To calculate the median $t$ of the distribution I must have:

${\displaystyle \mathrm{Prob}\{0\le X\le t\}=\mathrm{Prob}\{t\le X\le 3\}.}$

But the total probability is 1, so each of the two probabilities is 0.5. Then I have to solve the equation

${\displaystyle {\int }_0^t\rho (x)\hspace{0.5em}\mathrm{dx}=\frac{1}{2}}$

which gives:

${\displaystyle \frac{2}{27}{\int }_0^t(6+x-x^2)\mathrm{dx}=\frac{1}{2}.}$

I obtain the following equation

${\displaystyle 4t^3-6t^2-72t+81=0}$

which has the solutions:

${\displaystyle t_1=\frac{9}{2},\hspace{0.5em}{t}_2=\frac{3}{2}(-1-\sqrt{3}),\hspace{0.5em}\frac{3}{2}(-1+\sqrt{3}).}$

The only solution in the interval $[0,3]$ is $t_3$ which is approximately 1.098.
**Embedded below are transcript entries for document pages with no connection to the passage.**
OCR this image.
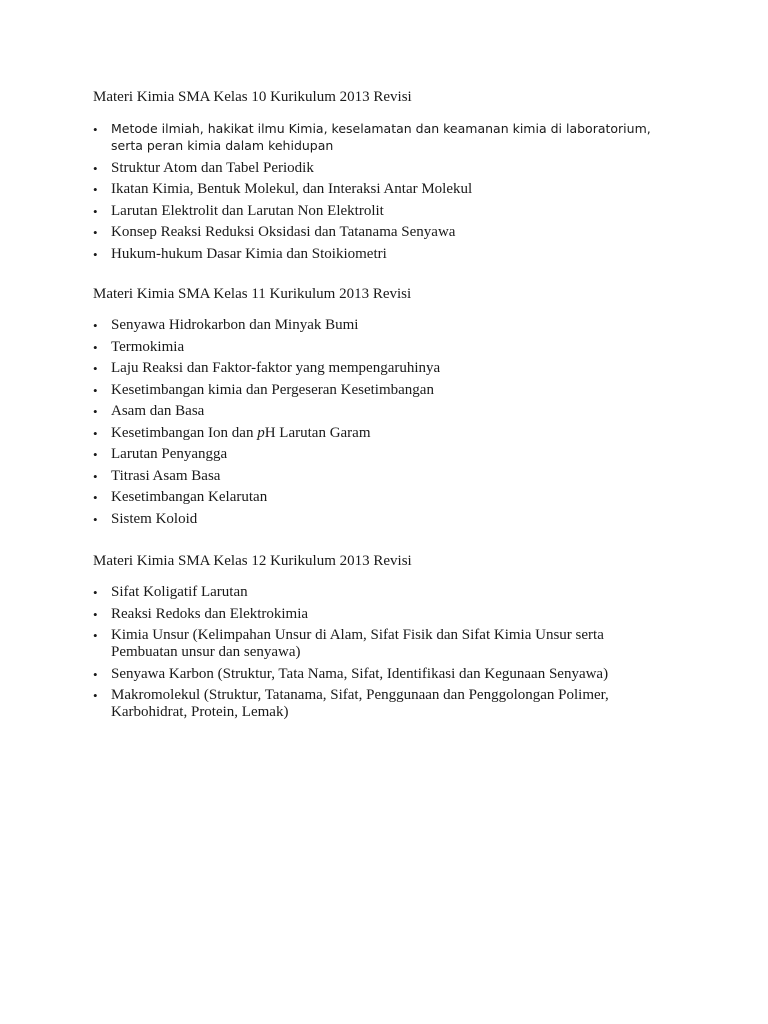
Materi Kimia SMA Kelas 10 Kurikulum 2013 Revisi
•	Metode ilmiah, hakikat ilmu Kimia, keselamatan dan keamanan kimia di laboratorium, serta peran kimia dalam kehidupan
• Struktur Atom dan Tabel Periodik
• Ikatan Kimia, Bentuk Molekul, dan Interaksi Antar Molekul
• Larutan Elektrolit dan Larutan Non Elektrolit
• Konsep Reaksi Reduksi Oksidasi dan Tatanama Senyawa
• Hukum-hukum Dasar Kimia dan Stoikiometri
Materi Kimia SMA Kelas 11 Kurikulum 2013 Revisi
• Senyawa Hidrokarbon dan Minyak Bumi
• Termokimia
• Laju Reaksi dan Faktor-faktor yang mempengaruhinya
• Kesetimbangan kimia dan Pergeseran Kesetimbangan
• Asam dan Basa
• Kesetimbangan Ion dan pH Larutan Garam
• Larutan Penyangga
• Titrasi Asam Basa
• Kesetimbangan Kelarutan
• Sistem Koloid
Materi Kimia SMA Kelas 12 Kurikulum 2013 Revisi
• Sifat Koligatif Larutan
• Reaksi Redoks dan Elektrokimia
• Kimia Unsur (Kelimpahan Unsur di Alam, Sifat Fisik dan Sifat Kimia Unsur serta Pembuatan unsur dan senyawa)
• Senyawa Karbon (Struktur, Tata Nama, Sifat, Identifikasi dan Kegunaan Senyawa)
• Makromolekul (Struktur, Tatanama, Sifat, Penggunaan dan Penggolongan Polimer, Karbohidrat, Protein, Lemak)
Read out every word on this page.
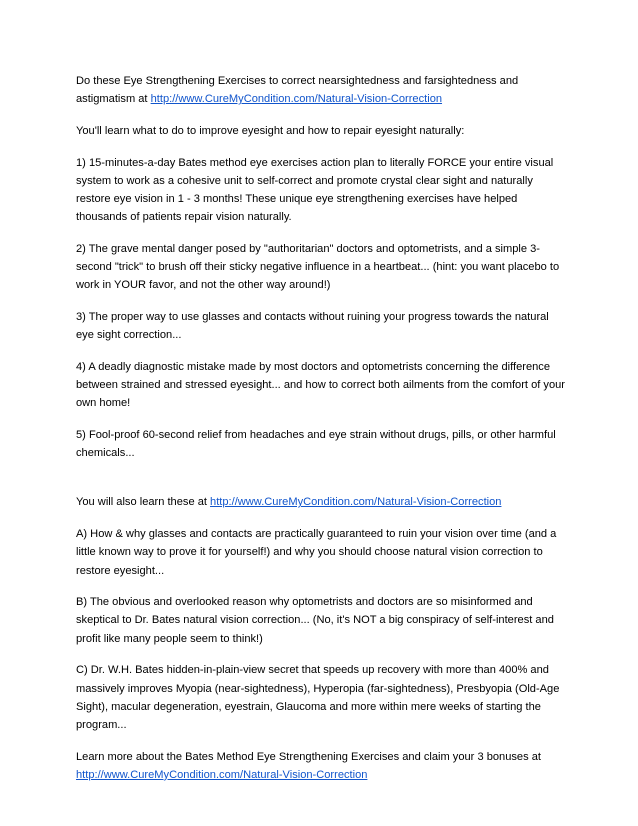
Do these Eye Strengthening Exercises to correct nearsightedness and farsightedness and astigmatism at http://www.CureMyCondition.com/Natural-Vision-Correction

You'll learn what to do to improve eyesight and how to repair eyesight naturally:

1) 15-minutes-a-day Bates method eye exercises action plan to literally FORCE your entire visual system to work as a cohesive unit to self-correct and promote crystal clear sight and naturally restore eye vision in 1 - 3 months! These unique eye strengthening exercises have helped thousands of patients repair vision naturally.

2) The grave mental danger posed by "authoritarian" doctors and optometrists, and a simple 3-second "trick" to brush off their sticky negative influence in a heartbeat... (hint: you want placebo to work in YOUR favor, and not the other way around!)

3) The proper way to use glasses and contacts without ruining your progress towards the natural eye sight correction...

4) A deadly diagnostic mistake made by most doctors and optometrists concerning the difference between strained and stressed eyesight... and how to correct both ailments from the comfort of your own home!

5) Fool-proof 60-second relief from headaches and eye strain without drugs, pills, or other harmful chemicals...

You will also learn these at http://www.CureMyCondition.com/Natural-Vision-Correction

A) How & why glasses and contacts are practically guaranteed to ruin your vision over time (and a little known way to prove it for yourself!) and why you should choose natural vision correction to restore eyesight...

B) The obvious and overlooked reason why optometrists and doctors are so misinformed and skeptical to Dr. Bates natural vision correction... (No, it's NOT a big conspiracy of self-interest and profit like many people seem to think!)

C) Dr. W.H. Bates hidden-in-plain-view secret that speeds up recovery with more than 400% and massively improves Myopia (near-sightedness), Hyperopia (far-sightedness), Presbyopia (Old-Age Sight), macular degeneration, eyestrain, Glaucoma and more within mere weeks of starting the program...

Learn more about the Bates Method Eye Strengthening Exercises and claim your 3 bonuses at http://www.CureMyCondition.com/Natural-Vision-Correction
In a discrete distribution the mode is the value that occurs most frequently. In a continuous distribution it is the value where the probability density function takes its maximum value. To find this maximum I shall calculate the derivative $\rho \text{'}(x)$ and then $\rho \text{'}\text{'}(x)$:

${\displaystyle \rho \text{'}(x)=\frac{2}{27}(1-2x)}$

${\displaystyle \rho \text{'}\text{'}(x)=\frac{-4}{27}.}$

As the second derivative is negative the function has indeed a maximum. The maximum value of $\rho$ occurs at $x=1/2$ so the mode is $1/2$.